Haskells named Mustang Days parade marshals

Two pillars of the community, Thales and Marilyn Haskell, have been named the honorary marshals of this year’s Mustang Days parade. The two will ride on a special float in the parade created for them by family members.

The Haskells have lived in the community since 1954, spending most of their 61-year marriage living in the town of Lovell. During those years, they helped grow two already established family businesses, Haskell Funeral Home and the Haskell Furniture store. They also spearheaded numerous community projects and were active participants in the community they loved. Thales was a town councilman, volunteer fireman and Mustang Days committee member for many years. Both were active in the Jaycees, where they rolled up their sleeves to create many of the town parks still enjoyed by families today. Marilyn, an artist and visionary, was involved in a movement to adorn downtown parks with murals, to decorate the streets with planted flower boxes and helped plan the Chamber of Commerce building.

Marilyn and Thales Haskell
Marilyn and Thales Haskell

The two grew up in a neighborhood in Provo within a few blocks of one another. She was from a small town in Canada. Though he was born in Salt Lake City, his family was originally from Lovell and moved back to town when he was around 11 years old. Though born only five days apart, baptized in the same building and attending the same schools for part of their childhood, they didn’t meet until college.

After their marriage in 1954, the couple spent about nine months in Southern California where Thales earned his mortuary license. Thales said he could hardly wait to bring his bride back to Lovell, where the two made their home, raised their children and still live today.

Marilyn described her first impressions of Lovell.

“It was definitely smaller than Provo, but I had grown up in small towns before,” she said. “The town I grew up in Canada (McGrath, Alberta) was very small.”

Though new to the community, Marilyn embraced it.

“Lovell is the nicest place to live that you can live,” she said. “The people are so nice, the town is so nice.
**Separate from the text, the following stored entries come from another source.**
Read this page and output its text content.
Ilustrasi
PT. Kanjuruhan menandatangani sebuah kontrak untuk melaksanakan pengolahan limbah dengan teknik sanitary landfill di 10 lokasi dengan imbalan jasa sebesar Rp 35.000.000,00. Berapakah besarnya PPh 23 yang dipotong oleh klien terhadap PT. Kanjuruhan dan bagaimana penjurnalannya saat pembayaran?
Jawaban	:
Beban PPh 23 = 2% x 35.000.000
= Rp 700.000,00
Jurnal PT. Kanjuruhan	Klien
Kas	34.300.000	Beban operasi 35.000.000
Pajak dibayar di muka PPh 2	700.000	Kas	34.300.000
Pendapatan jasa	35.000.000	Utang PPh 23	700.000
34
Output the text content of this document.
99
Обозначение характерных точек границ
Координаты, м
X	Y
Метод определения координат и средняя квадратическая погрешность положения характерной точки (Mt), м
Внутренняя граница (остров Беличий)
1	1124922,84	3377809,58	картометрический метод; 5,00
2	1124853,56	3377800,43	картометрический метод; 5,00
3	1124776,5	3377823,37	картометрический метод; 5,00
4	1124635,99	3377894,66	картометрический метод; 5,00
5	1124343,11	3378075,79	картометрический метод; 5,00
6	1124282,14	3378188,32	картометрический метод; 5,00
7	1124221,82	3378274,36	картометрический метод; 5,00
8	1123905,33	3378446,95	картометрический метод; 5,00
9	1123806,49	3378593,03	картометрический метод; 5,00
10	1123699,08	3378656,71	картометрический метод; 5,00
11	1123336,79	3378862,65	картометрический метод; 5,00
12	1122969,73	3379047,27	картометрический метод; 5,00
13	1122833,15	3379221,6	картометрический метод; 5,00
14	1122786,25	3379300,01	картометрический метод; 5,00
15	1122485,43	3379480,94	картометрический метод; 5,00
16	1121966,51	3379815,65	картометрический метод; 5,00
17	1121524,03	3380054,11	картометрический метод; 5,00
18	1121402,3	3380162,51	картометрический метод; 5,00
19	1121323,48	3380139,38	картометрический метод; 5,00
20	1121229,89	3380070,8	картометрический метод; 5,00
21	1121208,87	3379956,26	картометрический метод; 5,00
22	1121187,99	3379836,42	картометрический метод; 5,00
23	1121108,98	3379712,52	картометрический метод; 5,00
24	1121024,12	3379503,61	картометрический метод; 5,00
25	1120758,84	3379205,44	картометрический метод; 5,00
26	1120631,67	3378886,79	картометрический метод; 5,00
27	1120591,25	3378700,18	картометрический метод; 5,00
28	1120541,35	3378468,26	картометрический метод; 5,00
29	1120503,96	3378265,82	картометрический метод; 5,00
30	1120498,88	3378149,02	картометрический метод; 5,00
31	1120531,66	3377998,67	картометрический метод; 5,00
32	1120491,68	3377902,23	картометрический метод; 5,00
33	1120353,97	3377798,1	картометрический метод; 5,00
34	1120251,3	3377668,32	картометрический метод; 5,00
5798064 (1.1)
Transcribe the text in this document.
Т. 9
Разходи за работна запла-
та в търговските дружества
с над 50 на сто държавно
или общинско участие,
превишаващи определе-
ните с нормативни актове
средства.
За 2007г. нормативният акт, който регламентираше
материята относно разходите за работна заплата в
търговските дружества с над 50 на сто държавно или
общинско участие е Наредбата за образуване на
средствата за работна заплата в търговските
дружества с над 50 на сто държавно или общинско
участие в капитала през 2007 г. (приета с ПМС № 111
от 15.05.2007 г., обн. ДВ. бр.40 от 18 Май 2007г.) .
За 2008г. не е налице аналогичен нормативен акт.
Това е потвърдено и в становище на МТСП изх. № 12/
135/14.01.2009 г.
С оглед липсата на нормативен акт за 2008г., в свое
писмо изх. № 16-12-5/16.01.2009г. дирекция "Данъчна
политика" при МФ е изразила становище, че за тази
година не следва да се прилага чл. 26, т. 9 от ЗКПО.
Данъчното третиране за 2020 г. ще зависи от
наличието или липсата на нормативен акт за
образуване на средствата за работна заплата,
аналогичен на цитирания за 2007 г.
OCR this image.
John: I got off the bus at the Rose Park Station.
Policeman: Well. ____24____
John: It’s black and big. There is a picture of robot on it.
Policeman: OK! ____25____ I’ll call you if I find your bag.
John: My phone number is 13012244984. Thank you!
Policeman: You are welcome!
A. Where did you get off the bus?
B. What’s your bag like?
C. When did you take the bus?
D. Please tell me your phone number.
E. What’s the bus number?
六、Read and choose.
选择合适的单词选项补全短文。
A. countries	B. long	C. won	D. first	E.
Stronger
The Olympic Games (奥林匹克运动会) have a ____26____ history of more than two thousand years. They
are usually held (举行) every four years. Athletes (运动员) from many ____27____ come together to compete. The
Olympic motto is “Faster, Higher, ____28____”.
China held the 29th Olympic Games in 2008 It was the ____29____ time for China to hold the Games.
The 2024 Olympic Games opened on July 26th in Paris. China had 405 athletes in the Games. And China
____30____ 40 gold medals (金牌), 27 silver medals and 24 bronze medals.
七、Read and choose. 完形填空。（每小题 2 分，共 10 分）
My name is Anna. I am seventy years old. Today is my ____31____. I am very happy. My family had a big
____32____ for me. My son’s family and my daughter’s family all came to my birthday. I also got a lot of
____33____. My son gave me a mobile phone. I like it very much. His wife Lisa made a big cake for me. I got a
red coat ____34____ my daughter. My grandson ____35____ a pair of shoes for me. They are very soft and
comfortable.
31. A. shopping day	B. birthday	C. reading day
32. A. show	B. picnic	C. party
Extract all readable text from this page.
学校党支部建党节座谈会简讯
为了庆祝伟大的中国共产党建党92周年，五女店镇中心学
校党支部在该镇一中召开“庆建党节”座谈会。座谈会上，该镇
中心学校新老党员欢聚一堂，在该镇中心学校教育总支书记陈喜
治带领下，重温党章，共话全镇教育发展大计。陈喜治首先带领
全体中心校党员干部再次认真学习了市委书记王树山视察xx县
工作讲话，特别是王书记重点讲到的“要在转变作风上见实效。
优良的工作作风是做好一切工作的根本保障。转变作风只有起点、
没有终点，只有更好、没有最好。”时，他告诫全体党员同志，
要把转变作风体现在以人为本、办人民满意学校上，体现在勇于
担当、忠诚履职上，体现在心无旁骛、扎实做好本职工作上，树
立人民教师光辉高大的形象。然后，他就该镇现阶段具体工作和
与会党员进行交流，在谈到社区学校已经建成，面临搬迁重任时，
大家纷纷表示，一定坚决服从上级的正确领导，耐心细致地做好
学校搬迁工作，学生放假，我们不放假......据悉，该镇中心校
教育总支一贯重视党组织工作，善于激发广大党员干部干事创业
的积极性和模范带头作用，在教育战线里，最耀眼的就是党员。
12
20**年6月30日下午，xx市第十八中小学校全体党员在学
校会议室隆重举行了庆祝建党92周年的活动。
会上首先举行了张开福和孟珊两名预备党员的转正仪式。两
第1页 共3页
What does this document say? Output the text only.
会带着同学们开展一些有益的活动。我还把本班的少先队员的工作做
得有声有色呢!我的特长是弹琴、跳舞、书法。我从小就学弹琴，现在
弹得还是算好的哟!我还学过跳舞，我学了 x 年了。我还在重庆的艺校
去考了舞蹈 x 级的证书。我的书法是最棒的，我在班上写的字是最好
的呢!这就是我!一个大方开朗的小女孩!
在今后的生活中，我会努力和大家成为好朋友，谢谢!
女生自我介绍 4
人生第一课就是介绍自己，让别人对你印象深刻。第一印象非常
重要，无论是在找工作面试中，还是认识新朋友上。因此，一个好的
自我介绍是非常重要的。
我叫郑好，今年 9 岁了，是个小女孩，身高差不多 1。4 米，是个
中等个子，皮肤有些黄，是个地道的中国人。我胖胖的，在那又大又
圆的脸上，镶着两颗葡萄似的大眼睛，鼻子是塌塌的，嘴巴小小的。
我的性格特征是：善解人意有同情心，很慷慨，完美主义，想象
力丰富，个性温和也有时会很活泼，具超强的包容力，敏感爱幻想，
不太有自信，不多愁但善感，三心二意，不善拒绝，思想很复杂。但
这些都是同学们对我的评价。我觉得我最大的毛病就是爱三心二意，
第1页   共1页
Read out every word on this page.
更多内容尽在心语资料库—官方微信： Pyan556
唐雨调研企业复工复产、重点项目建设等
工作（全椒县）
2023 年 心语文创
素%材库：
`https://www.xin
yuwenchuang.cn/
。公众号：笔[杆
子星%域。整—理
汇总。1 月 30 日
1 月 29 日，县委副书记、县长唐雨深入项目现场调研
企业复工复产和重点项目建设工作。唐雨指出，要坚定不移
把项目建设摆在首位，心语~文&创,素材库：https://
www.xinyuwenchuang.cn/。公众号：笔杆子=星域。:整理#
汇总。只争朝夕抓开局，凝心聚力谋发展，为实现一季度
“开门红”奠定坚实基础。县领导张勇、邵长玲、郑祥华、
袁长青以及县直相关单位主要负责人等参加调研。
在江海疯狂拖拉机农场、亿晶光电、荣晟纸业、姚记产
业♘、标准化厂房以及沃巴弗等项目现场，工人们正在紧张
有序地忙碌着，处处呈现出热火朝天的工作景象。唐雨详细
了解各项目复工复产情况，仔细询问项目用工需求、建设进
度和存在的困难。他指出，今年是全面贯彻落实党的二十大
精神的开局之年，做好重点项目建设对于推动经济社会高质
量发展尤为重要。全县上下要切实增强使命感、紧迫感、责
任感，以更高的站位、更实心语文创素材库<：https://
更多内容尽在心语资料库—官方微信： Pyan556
Everything you could ever want is right here and you can make any kind of life you want here really.”

Both agreed that the fact that they were active in the community enhanced their lives and increased their love for the place.

“People don’t realize sometimes that when you go to a town, you need to participate,” explained Marilyn. “I think more people would be happier if they participated more. That’s what we did and we’ve been very happy here.”

Thales agreed.

“At that point in time when we moved here there was quite a group of progressive young people living here and they were all around our age,” said Thales. “We wanted to make the town better. So many participated back then.

“The people and the energy were just marvelous back then. People wanted to make the place better and people just got right in and did the work. There was kind of an aggressiveness back then. People would see something that needed to get done and they’d get right in there and do it. It would be great to see that kind of community spirit again.”